There are other such gaps, and other examples of institutional migration. TED Talks have long established themselves as secular sermons—a speaker, a stage, 18 minutes, a takeaway truth for your life. Book clubs have created small groups where people come together to contemplate the meaning of texts (and pass the wine). Corporate mission statements use church language wrapped in brand identity.
Sociologist Robert Putnam has documented the collapse of civic and religious associations over the past 75 years. Into that vacuum comes:
CrossFit gyms— structured community, shared suffering, ritual (the WOD), even confession-like accountability.
SoulCycle — explicitly described by participants and journalists in quasi-religious terms: candles, music, a charismatic leader, transcendence, collective movement.
Peloton — has built an entire “community” language around exercise.
Co-working spaces — WeWork’s early pitch was literally about “belonging.”
Historically, faith communities have marked life’s thresholds: birth, coming of age, marriage, death. Business has moved into each of those spaces, too (the hyper-monetized wedding-industrial complex, anyone?).
And then there are “Death Cafes.”
Started in London in 2011, Death Cafes now meet all over the world, with more than 11,000 listed in the United States. The groups sign a “social franchise” and follow a format that invites a direct discussion about death. After participants introduce themselves and share what brought them to the group, discussion topics range from mortality to cremation and burial options. Organizers are quick to say that a Death Cafe is not “a grief group, a counseling session, or a place to push religious or other spiritual agendas.” Instead, what you get is “a tangible, factual, honest conversation around death,” as one 33-year-old attendee in San Antonio put it.
Churches do not need be the sole proprietor of life and death functions—but if we let ourselves collapse into easy sentimentality, we lose the chance to be a meaningful culture partner on the complex things that really matter to people.
In the following (appropriately complex) poem, American poet Julia Kasdorf reflects on what she learned from her Mennonite mother about the practice of empathy.

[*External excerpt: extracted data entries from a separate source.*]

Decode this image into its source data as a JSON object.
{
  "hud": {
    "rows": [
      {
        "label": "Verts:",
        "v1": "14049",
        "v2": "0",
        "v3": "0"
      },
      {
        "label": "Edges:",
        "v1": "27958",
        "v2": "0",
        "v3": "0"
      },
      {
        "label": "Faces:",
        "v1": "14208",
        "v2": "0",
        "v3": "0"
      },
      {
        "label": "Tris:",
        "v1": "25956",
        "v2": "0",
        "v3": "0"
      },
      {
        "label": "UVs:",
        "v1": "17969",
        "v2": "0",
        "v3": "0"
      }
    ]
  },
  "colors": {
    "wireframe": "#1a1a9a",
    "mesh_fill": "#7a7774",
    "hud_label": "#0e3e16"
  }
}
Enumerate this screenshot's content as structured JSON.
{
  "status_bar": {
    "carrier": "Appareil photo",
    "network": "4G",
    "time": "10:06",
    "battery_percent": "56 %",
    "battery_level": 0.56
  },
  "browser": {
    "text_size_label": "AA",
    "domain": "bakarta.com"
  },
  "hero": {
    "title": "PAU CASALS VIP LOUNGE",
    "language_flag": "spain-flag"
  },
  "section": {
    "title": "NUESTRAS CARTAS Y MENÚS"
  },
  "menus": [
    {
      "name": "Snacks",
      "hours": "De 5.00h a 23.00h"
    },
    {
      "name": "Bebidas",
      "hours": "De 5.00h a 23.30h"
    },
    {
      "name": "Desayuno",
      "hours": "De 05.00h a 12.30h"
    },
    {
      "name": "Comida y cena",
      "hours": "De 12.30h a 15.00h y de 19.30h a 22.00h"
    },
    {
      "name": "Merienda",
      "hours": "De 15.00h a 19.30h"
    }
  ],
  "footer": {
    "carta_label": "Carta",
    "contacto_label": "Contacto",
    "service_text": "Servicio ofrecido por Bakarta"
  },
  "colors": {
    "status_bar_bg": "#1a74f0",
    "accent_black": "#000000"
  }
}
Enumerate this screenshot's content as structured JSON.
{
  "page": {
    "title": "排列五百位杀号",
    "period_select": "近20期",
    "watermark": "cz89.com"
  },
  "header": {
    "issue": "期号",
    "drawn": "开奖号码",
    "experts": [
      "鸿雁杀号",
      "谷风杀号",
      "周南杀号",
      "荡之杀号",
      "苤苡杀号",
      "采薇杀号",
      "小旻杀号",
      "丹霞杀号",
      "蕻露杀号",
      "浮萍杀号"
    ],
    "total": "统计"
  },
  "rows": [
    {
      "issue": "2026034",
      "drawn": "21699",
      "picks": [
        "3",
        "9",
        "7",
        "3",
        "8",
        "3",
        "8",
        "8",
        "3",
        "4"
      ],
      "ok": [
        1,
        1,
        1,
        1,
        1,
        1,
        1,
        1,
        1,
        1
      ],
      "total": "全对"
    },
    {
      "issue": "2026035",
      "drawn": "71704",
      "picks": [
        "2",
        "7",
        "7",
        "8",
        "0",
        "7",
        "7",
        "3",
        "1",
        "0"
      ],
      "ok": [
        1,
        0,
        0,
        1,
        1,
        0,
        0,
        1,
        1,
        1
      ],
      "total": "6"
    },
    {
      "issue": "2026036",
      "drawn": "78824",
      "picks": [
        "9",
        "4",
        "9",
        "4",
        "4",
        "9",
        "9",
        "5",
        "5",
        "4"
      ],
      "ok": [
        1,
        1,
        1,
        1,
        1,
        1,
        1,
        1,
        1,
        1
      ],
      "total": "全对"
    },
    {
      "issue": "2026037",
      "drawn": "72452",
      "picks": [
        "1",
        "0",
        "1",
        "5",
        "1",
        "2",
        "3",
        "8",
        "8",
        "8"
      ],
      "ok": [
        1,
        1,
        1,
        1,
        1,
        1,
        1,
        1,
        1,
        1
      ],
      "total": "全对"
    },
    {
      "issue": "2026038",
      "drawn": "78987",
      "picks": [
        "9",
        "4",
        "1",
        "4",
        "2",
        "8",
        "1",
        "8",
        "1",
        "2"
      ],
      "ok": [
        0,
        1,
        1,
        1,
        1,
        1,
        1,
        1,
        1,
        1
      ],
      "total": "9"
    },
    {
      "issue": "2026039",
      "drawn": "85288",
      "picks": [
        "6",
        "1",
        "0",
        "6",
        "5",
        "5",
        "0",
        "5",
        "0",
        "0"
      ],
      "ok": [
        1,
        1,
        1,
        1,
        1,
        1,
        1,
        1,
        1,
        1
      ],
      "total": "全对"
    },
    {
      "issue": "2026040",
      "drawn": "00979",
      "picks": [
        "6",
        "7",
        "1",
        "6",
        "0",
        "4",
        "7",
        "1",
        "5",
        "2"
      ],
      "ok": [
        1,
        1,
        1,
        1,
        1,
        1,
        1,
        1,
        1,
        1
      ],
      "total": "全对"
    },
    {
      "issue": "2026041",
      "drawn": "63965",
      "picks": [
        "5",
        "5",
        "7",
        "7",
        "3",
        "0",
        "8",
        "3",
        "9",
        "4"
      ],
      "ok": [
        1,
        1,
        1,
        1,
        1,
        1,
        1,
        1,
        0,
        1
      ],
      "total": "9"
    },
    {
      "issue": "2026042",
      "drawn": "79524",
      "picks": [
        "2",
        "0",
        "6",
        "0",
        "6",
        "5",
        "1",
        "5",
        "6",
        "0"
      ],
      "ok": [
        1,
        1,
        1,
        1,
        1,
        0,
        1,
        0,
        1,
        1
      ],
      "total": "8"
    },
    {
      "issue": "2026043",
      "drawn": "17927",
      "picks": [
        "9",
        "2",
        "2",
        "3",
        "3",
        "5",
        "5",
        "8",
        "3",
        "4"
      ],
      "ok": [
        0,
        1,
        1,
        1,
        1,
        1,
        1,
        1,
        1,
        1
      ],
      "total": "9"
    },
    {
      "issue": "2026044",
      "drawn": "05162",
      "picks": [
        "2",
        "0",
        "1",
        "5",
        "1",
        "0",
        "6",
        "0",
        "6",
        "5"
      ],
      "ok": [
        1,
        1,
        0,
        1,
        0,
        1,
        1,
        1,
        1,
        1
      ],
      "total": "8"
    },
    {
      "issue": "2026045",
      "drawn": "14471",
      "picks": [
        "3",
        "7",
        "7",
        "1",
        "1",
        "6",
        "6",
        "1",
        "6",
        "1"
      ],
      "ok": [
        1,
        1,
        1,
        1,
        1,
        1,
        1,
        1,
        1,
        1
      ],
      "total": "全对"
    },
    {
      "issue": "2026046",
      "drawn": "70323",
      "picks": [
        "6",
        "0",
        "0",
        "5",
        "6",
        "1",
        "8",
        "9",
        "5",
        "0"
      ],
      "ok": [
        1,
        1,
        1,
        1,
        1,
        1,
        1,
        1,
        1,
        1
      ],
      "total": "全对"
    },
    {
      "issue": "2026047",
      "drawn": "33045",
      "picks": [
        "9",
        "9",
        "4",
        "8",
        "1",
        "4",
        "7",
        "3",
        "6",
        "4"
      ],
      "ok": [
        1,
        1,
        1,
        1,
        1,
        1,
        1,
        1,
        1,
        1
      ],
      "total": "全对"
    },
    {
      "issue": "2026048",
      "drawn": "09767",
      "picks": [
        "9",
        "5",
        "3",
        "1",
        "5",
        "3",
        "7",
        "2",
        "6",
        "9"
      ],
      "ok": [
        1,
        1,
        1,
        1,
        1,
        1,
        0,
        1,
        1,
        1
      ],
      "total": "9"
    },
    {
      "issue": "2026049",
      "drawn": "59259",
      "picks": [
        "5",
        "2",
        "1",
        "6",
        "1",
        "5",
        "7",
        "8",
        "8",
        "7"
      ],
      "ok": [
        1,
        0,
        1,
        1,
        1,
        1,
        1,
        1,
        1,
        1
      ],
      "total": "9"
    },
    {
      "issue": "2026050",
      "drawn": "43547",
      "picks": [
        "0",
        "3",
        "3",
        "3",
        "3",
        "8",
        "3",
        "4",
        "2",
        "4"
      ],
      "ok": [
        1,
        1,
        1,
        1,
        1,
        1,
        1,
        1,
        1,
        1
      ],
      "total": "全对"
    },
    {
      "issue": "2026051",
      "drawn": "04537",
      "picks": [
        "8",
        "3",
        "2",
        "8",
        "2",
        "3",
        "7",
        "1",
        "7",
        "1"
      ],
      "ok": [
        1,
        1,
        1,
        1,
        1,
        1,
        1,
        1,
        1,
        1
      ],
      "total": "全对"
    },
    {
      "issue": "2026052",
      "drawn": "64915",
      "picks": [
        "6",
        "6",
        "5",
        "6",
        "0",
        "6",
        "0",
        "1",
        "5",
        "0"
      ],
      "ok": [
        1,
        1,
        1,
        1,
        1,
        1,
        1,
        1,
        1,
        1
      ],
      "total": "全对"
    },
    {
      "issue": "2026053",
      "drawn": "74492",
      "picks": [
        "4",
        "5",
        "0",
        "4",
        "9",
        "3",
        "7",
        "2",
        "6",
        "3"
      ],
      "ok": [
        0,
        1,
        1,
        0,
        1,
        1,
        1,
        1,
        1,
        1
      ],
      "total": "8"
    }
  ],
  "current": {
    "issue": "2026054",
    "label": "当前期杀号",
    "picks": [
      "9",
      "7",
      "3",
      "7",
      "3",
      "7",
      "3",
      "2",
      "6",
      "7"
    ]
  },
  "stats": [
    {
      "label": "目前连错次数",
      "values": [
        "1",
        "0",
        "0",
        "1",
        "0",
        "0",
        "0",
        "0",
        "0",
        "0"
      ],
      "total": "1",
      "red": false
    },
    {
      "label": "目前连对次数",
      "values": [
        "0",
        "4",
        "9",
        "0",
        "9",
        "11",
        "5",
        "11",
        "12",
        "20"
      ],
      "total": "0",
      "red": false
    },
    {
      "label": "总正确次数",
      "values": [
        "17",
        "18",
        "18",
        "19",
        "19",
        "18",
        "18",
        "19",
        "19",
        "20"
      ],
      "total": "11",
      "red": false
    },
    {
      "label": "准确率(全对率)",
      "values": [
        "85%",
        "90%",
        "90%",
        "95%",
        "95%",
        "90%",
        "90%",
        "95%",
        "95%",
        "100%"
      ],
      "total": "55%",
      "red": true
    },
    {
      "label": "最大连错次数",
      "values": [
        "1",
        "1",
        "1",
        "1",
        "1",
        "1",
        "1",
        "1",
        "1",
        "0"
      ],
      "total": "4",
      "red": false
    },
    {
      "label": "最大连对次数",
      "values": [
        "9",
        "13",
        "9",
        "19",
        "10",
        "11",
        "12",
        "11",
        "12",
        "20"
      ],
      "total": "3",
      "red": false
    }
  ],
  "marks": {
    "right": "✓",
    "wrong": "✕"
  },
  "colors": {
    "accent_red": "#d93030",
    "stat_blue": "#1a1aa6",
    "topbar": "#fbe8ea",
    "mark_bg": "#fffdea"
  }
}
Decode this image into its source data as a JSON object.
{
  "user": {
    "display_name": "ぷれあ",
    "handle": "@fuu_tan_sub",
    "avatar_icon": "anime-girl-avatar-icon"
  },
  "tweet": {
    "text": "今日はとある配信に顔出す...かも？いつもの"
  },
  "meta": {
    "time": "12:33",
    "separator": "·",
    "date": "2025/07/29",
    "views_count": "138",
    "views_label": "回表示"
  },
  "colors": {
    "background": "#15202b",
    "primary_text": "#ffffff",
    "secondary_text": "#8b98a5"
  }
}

What I Learned From My Mother
I learned from my mother how to love
the living, to have plenty of vases on hand
in case you have to rush to the hospital
with peonies cut from the lawn, black ants
still stuck to the buds. I learned to save jars
large enough to hold fruit salad for a whole
grieving household, to cube home-canned pears
and peaches, to slice through maroon grape skins
and flick out the sexual seeds with a knife point.
I learned to attend viewings even if I didn’t know
the deceased, to press the moist hands
of the living, to look in their eyes and offer
sympathy, as though I understood loss even then.
I learned that whatever we say means nothing,
what anyone will remember is that we came.
I learned to believe I had the power to ease
awful pains materially like an angel.
Like a doctor, I learned to create
from another’s suffering my own usefulness, and once
you know how to do this, you can never refuse.
To every house you enter, you must offer
healing: a chocolate cake you baked yourself,
the blessing of your voice, your chaste touch.
What has Kasdorf has learned from her mother? (Why must she offer a chaste touch?)
Why do you think that corporations like United Airlines are displaying care and sensitivity around Mother’s and Father’s Day?
What is your own congregation saying and doing in regard to these holidays? Any thoughts on why?
Are there other examples of institutional migration you could name—i.e., instances where functions long associated with your church are being performed by other groups or organizations? Any thoughts on why?
Is the church losing these functions, or outsourcing them?